Dan dalam diri manusia lah terdapat ‘cermin’ yang mampu memantulkan citra Tuhan, dengan bantuan cahaya (Hakikat Muhammadiyah) yang Tuhan ciptakan pertama kali. Dan setiap manusia memiliki potensi untuk mendapatkan “hakikat muhammadiyah” atau “nur muhammad” dari Tuhan, tetapi manusia yang mampu mengaktualisasikan hakikat muhammadiyah itu sangat terbatas, dan manusia yang mampu mengaktualisasikannya dalam kehidupan itu lah yang disebut dengan Insan Kamil. Aktualisasi “nur muhammad” dalam pandangan al-Jilli dan Ibn ‘Arabi tidak dilihat secara ontologis saja tetapi juga secara epistemologis dan itu bisa dicapai dengan dua jalan, jalan pertama disebut tajjali dan jalan kedua disebut taraqqi. Dan tajjali adalah berkat ke-Rahmanan-Nya yang ia berikan kepada manusia yang ia kehendaki, sedangkan taraqqi adalah usaha dan ikhtiar manusia itu sendiri untuk mendapatkan status Insan Kamil.
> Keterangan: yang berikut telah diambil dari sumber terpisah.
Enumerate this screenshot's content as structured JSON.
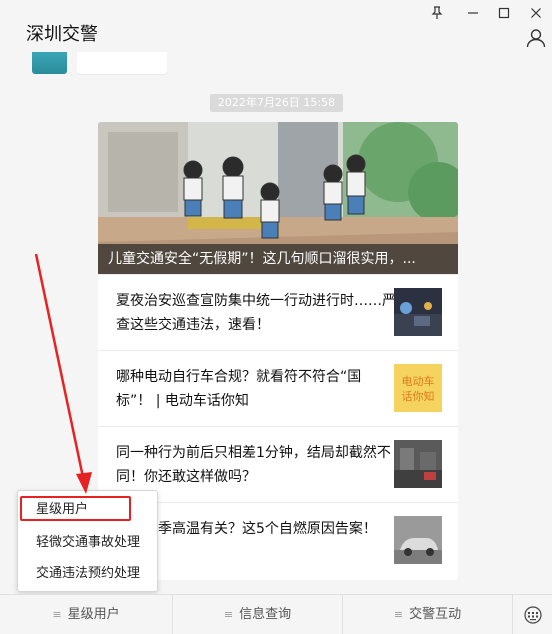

Konsep Insan Kamil Al-Jili (versi bahasa Indonesia)

Konsep Insan Kamil Al-Jili (versi bahasa Indonesia)
Oleh: Warih Firdausi

Lawlaaka lawlaaka lamaa khalaqtu al-aflaak, walawlaaka, lamaa azhhartu ilaahi rububiyyati.
(Al-hadis al-Qudsi)

A. Biografi Singkat al-Jili
Abd al-Karim Qutbuddin bin Ibrahim al-Jīlī lahiri pada 1365/1366 AD, dan mungkin dia wafat kira-kira 1406 sampai 1417M, tapi beberapa sumber mengatakan dia meninggal pada 1424M. Dia juga Syeikh, seorang keturunan Abdul Qadir Al-Jilani. Ia belajar di Yaman 1393-1403 dan menulis lebih dari tiga puluh karya. Tulisannya sangat dipengaruhi oleh Ibn al-Araby, seoarang mistikus Spanyol dari abad ke-13. tulisan Jili telah mempengaruhi banyak orang di dunia Muslim termasuk Allama Iqbal, seorang penyair muslim dari India. Yang paling terkenal dari opus-nya adalah al Insan Kamil Fima'rifat al-Awaakhir wa al-Awaail. Sebenarnya, Insan Kamil (Manusia Sempurna) adalah kontinuitas dari ajaran Ibnu al-Arabi pada struktur realitas dan kesempurnaan manusia meskipun usia gagasan ini setua tasawwuf itu sendiri.(1) Ini dianggap salah satu karya sastra sufi yang menjadi haknya sendiri.
Dalam bukunya, lebih dari sekali ia menyebut 'Abd al-Qadir sebagai "tuan kami" (Syaikhuna). Hal ini mengindikasikan bahwa Al-Jili adalah salah satu anggota thariqah-nya. Para penulis biografi Muslim tidak memberikan banyak perhatian untuk dia, tapi dia menyatakan dia tinggal di Zabid, Yaman bersama dengan gurunya, Syaraf al-Din Ismail bin Ibrahim al-Jabarti, dan sebelum itu ia mengunjungi India.
Sebagai penulis, dia tidak bisa dikatakan tidak berbakat, meskipun karya-karyanya lebih mirip dengan karya mistik daripada literatur sastra. Selain beberapa puisi yang dia suka, dia juga memperkenalkan maqaamas dalam prosa lirik dan perumpamaan (mitsaal) tentang mitologi Plato.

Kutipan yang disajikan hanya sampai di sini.